Centers of Excellence

- Arkansas Forest Resources Center
- Center of Excellence for Poultry Science

== History ==

The origins of the Division of Agriculture are found in the 1871 charter of the Arkansas Industrial University, now the University of Arkansas. The university was established at Fayetteville under the Morrill Land-Grant Act of 1862. The original Board of Trustees resolved that:

... the leading object shall be—without excluding other scientific and classical studies and including military tactics, to teach such branches of learning as are related to Agriculture and Mechanical Arts in order to promote the liberal and practical education of the industrial classes in the several pursuits and professions of life...(and)...To prosecute experiments for the promotion of agriculture and horticulture.

The Agricultural Experiment Station, College of Agriculture and Cooperative Extension Service were established in 1888, 1905 and 1914, respectively, in keeping with the three-part Land-Grant mission of the University of Arkansas. The agricultural research and extension programs were statewide in scope from the beginning.

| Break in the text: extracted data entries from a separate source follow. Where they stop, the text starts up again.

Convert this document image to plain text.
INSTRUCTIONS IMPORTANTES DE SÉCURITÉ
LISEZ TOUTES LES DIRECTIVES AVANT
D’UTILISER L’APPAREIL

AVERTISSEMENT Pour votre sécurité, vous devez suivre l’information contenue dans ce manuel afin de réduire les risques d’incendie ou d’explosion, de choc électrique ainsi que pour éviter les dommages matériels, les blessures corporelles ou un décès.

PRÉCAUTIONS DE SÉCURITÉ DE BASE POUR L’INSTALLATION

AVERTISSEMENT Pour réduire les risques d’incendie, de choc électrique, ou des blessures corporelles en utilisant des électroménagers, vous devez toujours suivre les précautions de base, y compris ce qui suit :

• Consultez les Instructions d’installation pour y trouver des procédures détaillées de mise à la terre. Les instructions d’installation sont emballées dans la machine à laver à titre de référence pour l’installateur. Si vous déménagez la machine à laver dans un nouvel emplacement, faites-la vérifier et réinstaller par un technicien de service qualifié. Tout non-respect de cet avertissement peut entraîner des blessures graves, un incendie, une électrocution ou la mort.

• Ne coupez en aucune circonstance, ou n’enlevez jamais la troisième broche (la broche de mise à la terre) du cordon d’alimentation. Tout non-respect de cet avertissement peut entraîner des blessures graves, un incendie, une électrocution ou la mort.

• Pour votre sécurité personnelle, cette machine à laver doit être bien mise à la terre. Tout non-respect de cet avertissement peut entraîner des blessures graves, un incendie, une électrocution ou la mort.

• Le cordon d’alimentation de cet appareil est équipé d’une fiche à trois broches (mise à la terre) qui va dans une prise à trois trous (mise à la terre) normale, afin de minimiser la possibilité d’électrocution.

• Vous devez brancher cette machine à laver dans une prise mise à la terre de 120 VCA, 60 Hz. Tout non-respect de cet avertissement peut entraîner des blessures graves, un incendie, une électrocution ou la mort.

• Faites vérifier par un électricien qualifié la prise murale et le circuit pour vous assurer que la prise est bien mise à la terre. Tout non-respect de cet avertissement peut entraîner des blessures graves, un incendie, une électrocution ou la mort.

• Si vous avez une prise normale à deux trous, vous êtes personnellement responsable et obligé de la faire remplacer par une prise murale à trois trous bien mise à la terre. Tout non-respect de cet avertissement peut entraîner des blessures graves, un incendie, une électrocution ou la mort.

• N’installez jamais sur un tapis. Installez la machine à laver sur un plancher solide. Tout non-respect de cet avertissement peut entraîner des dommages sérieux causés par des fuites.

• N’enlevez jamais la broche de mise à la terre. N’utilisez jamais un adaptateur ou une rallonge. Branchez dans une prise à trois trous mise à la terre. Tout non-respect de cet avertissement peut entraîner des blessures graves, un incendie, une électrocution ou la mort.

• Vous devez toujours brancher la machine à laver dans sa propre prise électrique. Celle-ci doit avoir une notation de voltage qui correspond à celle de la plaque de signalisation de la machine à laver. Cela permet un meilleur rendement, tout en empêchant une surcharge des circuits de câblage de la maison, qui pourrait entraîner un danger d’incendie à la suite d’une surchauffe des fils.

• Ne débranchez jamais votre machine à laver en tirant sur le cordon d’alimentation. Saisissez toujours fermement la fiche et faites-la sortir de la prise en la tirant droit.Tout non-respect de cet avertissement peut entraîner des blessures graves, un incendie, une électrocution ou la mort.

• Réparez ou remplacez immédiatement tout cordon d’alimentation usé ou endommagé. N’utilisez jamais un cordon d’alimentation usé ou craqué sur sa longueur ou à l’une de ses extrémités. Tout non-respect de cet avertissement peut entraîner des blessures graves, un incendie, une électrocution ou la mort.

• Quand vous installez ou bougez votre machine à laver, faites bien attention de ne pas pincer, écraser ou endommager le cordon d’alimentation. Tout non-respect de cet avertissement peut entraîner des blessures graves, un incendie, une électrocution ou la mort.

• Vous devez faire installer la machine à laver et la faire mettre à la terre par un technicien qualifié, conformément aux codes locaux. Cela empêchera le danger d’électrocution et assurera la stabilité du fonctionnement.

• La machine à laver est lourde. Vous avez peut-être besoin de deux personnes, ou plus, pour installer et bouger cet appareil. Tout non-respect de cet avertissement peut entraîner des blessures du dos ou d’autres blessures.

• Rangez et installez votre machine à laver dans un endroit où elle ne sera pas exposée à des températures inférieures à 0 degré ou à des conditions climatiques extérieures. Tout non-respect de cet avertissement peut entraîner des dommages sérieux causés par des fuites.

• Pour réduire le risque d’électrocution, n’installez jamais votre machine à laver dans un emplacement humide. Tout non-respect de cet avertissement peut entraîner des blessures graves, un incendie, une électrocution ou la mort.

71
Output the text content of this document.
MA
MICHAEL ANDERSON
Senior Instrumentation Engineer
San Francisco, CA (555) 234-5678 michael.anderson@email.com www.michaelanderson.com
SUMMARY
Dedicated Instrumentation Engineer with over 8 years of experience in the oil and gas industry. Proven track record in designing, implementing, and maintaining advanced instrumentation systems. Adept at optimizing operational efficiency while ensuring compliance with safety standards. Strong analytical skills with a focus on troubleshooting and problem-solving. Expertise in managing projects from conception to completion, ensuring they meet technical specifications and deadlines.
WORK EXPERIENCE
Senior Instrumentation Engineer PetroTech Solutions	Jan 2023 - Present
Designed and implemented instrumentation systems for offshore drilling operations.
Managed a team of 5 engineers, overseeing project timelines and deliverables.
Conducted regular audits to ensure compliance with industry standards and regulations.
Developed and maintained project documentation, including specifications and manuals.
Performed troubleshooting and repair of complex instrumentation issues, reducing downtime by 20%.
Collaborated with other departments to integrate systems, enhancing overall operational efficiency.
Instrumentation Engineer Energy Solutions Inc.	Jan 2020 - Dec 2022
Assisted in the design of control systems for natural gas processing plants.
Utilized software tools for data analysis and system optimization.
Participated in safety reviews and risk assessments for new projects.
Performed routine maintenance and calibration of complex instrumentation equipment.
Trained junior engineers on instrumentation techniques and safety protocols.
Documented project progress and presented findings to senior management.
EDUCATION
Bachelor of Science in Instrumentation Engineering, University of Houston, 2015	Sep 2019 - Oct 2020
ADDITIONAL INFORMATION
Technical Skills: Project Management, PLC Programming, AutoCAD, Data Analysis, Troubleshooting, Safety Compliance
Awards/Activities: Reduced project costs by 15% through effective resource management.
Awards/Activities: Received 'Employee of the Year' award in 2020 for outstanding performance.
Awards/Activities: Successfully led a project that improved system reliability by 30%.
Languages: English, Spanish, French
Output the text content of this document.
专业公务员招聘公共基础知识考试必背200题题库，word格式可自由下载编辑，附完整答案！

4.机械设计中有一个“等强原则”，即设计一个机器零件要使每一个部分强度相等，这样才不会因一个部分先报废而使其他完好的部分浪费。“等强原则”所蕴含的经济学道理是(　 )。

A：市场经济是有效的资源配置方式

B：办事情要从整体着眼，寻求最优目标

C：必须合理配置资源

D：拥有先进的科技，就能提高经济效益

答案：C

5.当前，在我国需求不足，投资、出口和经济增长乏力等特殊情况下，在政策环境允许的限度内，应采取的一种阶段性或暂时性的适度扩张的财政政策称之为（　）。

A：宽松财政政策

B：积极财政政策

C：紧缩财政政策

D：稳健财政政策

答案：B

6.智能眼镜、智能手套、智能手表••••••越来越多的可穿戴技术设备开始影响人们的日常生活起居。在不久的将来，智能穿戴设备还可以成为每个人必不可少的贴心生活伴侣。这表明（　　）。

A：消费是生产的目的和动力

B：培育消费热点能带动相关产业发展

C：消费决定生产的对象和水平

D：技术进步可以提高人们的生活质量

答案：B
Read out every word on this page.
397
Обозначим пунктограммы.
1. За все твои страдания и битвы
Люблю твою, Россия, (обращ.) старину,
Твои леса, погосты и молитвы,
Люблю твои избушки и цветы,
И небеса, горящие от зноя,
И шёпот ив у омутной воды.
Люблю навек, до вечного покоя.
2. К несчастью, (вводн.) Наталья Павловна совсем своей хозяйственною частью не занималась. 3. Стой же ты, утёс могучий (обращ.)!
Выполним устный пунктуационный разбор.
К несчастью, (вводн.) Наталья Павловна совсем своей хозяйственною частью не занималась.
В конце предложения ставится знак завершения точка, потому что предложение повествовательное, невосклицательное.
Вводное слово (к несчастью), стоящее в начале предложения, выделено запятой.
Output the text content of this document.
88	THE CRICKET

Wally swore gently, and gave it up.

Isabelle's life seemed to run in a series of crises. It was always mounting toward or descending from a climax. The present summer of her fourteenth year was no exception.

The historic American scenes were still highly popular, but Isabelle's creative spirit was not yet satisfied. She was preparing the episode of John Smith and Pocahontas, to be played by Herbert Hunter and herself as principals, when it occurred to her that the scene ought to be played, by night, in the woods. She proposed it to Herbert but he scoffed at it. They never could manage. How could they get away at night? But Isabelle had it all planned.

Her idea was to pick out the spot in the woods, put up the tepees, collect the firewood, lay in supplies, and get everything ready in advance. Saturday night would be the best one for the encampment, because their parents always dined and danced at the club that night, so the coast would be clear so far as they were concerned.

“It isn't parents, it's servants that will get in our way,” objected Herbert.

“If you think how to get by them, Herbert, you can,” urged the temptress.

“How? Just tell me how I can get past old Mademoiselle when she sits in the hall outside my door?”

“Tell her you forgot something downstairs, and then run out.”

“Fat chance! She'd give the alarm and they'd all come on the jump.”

Extension headquarters were in Little Rock, and several branch experiment stations were established.

In 1959, the UA Board of Trustees established the Division of Agriculture as a statewide entity of the University System. The organizational structure provides for direct appropriation to the Division of Agriculture by the Arkansas General Assembly of funds for research and extension administered by the Division of Agriculture as an equal partner to the campuses and other units in the University System.